Adicción

Lo confieso: soy alcohólica.

Me revive el éxtasis de beber de lo prohibido –amo todo lo clandestino–, y sentir su resquemor bajándome por la garganta. Sé que, a la larga, mi adicción podría hacerme más mal que bien, pero en la terapia no me logran ayudar. Se escudan en que no existe un programa para mi dependencia. Me han dado por perdida.

Ese licor es más venenoso que la absenta, que beber amoniaco y que escribir con faltas de ortografía. Pero cuando lo ingiero le crecen flores a todas las pesadillas y el mundo me dedica, por un momento, una sonrisa infinita que puedo declarar como propia; aunque dure tan solo un segundo, me siento ganadora.

De modo que continúo emborrachándome sin descanso con el líquido más peligroso de todos: el que lubrican tus besos.

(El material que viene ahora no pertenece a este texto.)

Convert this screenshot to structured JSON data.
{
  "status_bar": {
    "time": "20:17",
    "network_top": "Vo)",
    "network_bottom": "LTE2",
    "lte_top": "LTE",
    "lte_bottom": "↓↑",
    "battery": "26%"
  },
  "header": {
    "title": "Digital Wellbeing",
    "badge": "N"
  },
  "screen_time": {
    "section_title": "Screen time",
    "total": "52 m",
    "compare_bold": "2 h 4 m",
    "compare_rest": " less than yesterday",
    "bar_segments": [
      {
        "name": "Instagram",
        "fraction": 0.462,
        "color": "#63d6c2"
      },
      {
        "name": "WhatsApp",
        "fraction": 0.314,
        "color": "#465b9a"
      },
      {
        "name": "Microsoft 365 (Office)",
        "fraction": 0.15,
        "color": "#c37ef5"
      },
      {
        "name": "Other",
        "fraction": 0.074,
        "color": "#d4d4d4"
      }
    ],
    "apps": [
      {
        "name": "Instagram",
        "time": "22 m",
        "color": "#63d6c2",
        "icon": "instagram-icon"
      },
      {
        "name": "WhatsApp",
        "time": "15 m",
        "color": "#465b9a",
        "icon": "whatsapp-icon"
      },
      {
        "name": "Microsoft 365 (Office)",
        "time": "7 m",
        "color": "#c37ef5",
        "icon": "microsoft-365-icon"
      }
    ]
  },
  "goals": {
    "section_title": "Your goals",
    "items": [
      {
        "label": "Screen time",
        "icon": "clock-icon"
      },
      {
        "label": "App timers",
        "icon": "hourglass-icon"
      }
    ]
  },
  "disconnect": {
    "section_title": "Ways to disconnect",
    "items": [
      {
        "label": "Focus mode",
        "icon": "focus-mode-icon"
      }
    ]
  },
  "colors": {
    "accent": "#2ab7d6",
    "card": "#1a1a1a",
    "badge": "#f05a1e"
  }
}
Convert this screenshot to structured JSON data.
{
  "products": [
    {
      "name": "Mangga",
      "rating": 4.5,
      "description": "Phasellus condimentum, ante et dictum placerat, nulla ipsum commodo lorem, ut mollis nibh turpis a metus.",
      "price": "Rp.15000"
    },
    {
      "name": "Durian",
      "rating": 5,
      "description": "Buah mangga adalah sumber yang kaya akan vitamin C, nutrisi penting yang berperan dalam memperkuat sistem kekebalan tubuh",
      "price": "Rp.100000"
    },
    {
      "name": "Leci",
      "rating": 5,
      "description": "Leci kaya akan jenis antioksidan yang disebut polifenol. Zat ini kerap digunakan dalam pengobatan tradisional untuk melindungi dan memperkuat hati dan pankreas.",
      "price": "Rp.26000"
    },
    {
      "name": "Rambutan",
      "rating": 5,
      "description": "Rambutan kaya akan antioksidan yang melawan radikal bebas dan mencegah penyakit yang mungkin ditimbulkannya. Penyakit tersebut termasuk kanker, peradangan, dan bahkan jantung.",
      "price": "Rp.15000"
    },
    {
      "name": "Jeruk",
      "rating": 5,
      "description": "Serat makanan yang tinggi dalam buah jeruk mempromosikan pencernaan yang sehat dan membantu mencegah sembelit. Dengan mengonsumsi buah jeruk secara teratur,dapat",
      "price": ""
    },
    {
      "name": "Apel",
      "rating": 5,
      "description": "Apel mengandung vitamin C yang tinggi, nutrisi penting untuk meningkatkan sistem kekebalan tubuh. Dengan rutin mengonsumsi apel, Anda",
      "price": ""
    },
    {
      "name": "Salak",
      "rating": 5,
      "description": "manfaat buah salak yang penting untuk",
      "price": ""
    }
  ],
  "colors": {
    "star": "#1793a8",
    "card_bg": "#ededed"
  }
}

Nuestra foto en blanco y verde (parte I)

Aquella jornada del mes invernal llovía sin cesar en la ciudad. En mis ojos salió el sol cuando cruzamos nuestro mirar. Te peinaste con él los cabellos, no lo llegaste a dudar. Tú bajabas por una calle de Tetuán; yo te esperaba de pie ante el restaurante, sin parpadear. Me deslumbraba el fulgor de tus pasos, caminabas con la lluvia a la par. Calada hasta los huesos, parecía darte igual. Sobre ti, la pancita de las nubes nos entregaba su abrazo más especial. Me dieron ganas de escribir en su textura particular mi alegría tan jovial. Por fin habíamos logrado quedar.

¿Lo recuerdas, Amor mío?

25 de enero se llamaba aquel día. Me empeñe en que nada ni nadie nos lo arruinaría, ni siquiera el latido que remendé con el recuerdo de María. Gracias a encontrarnos tú y yo en la Vida, la herida del pasado ya no me escocía. Durante las horas junto a ti comprendí que mis sonrisas nunca te negaría. Cuando afirmé la adicción que tu voz me suponía era evidente que no fingía. A día de hoy me invade con total libertad toda tu poesía recitada al completo o a parpadeos resumida. Al almorzar uniendo nuestra más mentolada energía me prometí que, encantada, con ahínco sesgaría por completo mi absurda cobardía. Lástima que me lo creyera cuando, en realidad, mentía.

¿Lo recuerdas, Amor mío?

La lluvia era dulce y feliz. Así nos sentía paseando por Madrid: tú dulce, yo feliz. Todo parecía irreal, como si tú fueses la directora y yo la actriz de una película ideal pero sin derecho a saborear ni golosinas ni palomitas de maíz. Preguntas se me atropellaban, todas con el mismo matiz: ¿te habrían servido en el menú las mismas mariposillas que a mí? De la cuestión, ese era el quid.

¿Me recuerdas, Amor mío?

Dos tés y mil risas después al hogar de tus letras me invitaste y yo acepté. Me quedé con ganas de saborearte entre churros y un café; ni lo planteamos, no me importó el por qué. Por conocer otro pedacito de ti moría de interés. Fuimos a buscar a tu otra mitad para recorrer un parque a través. A pesar de la silenciosa tormenta, ninguna de las tres dejamos de sonreír, no dimos ningún traspié.

No lo olvides, Amor mío.

Hablamos de todo aquella tarde impregnada de arte; la lluvia junto a nosotras charló, nos empapó y del frío te mofaste. Una foto en blanco y verde inmortalizó a mi Corazón cuando se acercó a palparte. Me sentí como una cobarde capaz de callar cuánto ansiaba amarte en el sofá de tu casa o en tus pupilas al observarte. «Nunca una lluvia me sentó tan bien», pensé al abrazarte. Qué hermosa te veías sonriendo, casi sentí el deseo de arrodillarme para adorarte y a caricias desgastarte el escudo que parecía rodearte.

¿Lo recuerdas, Amor mío?

CONTINUARÁ…

Real

Tu frialdad ha violado mi Corazón,

amputando la salida de cualquier sentimiento.